James Hand, who has been developing his property on Beaver creek during the winter, has extended his tunnel a distance of 50 feet – all in ore. The face of the drift having a vertical depth of 130 feet on the lead and free gold is very easily seen in the quartz with the naked eye.

Stewart and Lyden, whose property is on the Ramey Ridge side of Beaver creek, have a very good surface showing. They have two parallel leads a distance of 200 feet apart, one being 10 feet 8 inches wide and can be traced for a distance of 900 feet – values from $3.12 to $87.72. A crosscut tunnel has been run to a distance of 131 feet, but owing to not having supplies, were compelled to discontinue the work before reaching the lead. The other lead is 7 feet and can be traced 500 feet on surface – values as high as $70.

Stephenson and Lynch, who are located on Ramey Ridge, have shown up some excellent bodies of ore.

Butcher and Cassette, who were the discoverers of the district, have opened up with shaft and tunnels, a great body of ore. An average sample across the lead valued $11.40 in free gold.

Yates and MacGregor, who have been working on their properties on Ramey Ridge during the winter, report development work very satisfactory.

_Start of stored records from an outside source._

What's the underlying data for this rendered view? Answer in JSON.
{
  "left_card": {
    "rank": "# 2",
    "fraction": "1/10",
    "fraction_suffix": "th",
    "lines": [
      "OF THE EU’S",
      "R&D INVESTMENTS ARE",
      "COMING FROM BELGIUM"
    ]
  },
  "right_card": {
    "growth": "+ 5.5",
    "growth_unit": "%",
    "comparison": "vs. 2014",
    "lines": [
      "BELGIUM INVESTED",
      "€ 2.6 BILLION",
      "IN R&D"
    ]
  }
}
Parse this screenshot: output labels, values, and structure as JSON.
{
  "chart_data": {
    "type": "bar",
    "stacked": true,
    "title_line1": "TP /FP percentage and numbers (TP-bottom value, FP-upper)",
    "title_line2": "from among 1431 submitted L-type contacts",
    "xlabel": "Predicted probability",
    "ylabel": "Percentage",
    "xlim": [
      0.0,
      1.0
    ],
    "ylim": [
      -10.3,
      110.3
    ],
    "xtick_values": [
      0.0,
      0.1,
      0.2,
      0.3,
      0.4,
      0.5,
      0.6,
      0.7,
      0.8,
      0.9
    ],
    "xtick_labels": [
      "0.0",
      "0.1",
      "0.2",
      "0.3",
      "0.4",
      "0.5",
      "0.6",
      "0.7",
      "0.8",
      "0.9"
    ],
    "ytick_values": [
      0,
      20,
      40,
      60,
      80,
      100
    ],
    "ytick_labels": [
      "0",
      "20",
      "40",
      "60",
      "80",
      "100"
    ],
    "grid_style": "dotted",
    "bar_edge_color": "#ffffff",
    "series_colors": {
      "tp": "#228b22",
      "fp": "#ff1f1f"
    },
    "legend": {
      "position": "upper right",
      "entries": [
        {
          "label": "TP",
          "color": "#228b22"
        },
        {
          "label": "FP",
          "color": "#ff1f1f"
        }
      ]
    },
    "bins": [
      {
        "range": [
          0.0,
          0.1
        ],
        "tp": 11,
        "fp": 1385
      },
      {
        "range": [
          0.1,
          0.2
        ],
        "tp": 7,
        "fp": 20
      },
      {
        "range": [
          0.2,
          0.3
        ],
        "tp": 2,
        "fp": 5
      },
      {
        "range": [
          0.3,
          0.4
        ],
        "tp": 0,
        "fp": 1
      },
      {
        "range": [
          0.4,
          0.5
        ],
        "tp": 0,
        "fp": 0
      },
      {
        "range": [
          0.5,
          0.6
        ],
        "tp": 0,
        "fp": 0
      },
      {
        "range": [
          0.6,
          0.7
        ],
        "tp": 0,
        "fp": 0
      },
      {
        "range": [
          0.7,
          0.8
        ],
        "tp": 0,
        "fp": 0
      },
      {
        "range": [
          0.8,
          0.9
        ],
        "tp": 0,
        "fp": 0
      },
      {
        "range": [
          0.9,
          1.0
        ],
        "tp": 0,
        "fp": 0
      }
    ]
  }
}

All told the prospects of the district are very promising.

Another Pioneer Passes Away.

George Dyer, living near the Shaffer Ranch, on the South Fork of the Salmon, died of old age March 30th. Mr. Dyer came around Cape Horn many years ago in company with Mr. Kelley, of the Kelley & Patterson firm, of Warren. He had lived in that section for a long time.

Insane Man Missing.

At the time of Mr. Shaffers death reported elsewhere, an insane man, whose name we are unable to learn, was being kept temporarily at the ranch house. During the excitement which followed the sad drowning accident, the man disappeared and at last accounts he had not been heard of. Grave fears for his safety are entertained.

J. W. Wright, a well-known Thunder Mountain and Warren mining man, for the past two years a resident of this city, died last night from an attack of grip. Mr. Wright leaves a wife and four children. Mr. Wright was interested in some of the most promising mining properties in the Thunder Mountain and Warren sections. – Weiser World.